Christianity Today urges the New Life congregation to own its part of the saga in Holy Laughter: Remembering Haggard’s sin — and ours:
It is understandable that such churches — and sadly, there are hundreds of them — want to forget, as quickly as possible, the notorious sin and the scandalous pastor who brought shame to it. And that such churches would strive valiantly to tell itself and the world, “We’re not like that. Really. That doesn’t represent us. We’re much better than that.” That it would do its best to put the episode behind itself and move on.
But woe to the church that does that. We should wonder, in fact, about any Christian anywhere who does not look at Ted Haggard and say, “Oh yeah, I could have done that,” or more honestly, “To my deep shame, been there, done something very much like that.” Instead of thinking of Haggard and his ilk as ugly exceptions to our general moral uprightness, we should remember that we are part of his ilk.
A much more cynical tone permeates Belief.net’s take on the movie and subsequent interview on Larry King Live, especially St. Gayle Haggard:
She is, instead, thoughtful, kind, gracious, and forgiving. She has stuck with Ted through a truly horrific experience. She has accepted his remorse and granted him forgiveness. And, as a cherry on top, the Haggard’s eldest son, Marcus, joined them for the last bit on LKL and he was even more composed than Gayle. This is a truly extraordinary family…
…Or, they are positioning themselves for a new career. I’ve been told by one insider that the Haggards, basically broke, are hoping to establish an income by writing and speaking about their trials. Indeed, at the end of LKL, both Gayle and Ted said several times that they want to “communicate their story.” Fishing for a book deal? Speaking gigs? A reality TV show? Very possibly. So, my cynical side has to acknowledge the possibility that Gayle’s (and Ted’s and Marcus’s) grace and composure is actually a patina, covering a family in great distress trying to dig themselves out of a massive financial hole.

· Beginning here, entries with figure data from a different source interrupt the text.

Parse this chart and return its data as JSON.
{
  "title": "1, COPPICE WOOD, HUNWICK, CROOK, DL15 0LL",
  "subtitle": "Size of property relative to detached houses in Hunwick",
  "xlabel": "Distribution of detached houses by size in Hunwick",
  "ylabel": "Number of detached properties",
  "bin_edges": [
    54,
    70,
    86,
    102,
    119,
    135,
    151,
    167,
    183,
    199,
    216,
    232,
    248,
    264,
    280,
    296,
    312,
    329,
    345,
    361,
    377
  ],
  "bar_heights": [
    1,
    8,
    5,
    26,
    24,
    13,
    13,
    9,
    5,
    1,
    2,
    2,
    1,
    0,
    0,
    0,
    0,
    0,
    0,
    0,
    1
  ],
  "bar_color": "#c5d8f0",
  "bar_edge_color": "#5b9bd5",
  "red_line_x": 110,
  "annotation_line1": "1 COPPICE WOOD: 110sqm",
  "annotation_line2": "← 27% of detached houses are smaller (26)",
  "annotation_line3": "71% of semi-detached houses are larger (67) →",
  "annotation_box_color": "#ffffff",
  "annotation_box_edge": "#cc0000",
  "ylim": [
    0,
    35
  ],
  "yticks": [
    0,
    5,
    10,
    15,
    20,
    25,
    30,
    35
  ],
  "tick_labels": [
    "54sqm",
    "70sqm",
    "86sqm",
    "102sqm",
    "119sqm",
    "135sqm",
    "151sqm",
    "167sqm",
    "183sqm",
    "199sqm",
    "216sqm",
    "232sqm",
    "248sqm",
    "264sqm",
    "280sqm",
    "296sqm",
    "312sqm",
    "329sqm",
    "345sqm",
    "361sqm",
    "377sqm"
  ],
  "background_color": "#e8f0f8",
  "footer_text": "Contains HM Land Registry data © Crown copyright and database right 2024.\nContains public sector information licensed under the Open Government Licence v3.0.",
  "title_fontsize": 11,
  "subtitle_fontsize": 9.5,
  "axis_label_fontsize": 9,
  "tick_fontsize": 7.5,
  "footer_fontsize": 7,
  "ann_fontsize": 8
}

The power of redemption strikes at the heart of the real story, according to World Mag.com, in Haggard speaks: But can anyone hear over the roar of scandal? discussing the Haggards’ interview for The Oprah Winfrey taped before the second scandal made news:
To his credit, Haggard did clearly articulate a gospel of grace at numerous times throughout the interview, even admitting he’d never really understood it before: “When I was at my lowest point, when I couldn’t pray, I couldn’t read the Scriptures, I couldn’t seek Him anymore, He came after me and the Scripture came alive to me, Oprah, for the first time in a dramatic way. Jesus came for the unrighteous, not the righteous. And I qualify.”
Tragically, many onlookers may miss that message in the sea of scandal still swirling.
The Christian Broadcasting Network, the multi-media powerhouse run by Pat Robertson, has been relatively mum on the subject. It ran a couple brief news stories this week noting the involvement of New Life parishioner Grant Haas and a “six-figure settlement” by the church. Though those reports were largely taken from Associated Press news accounts. CBN hasn’t offered any commentaries unlike its response to the initial 2006 scandal involving gay male escort, Mike Jones.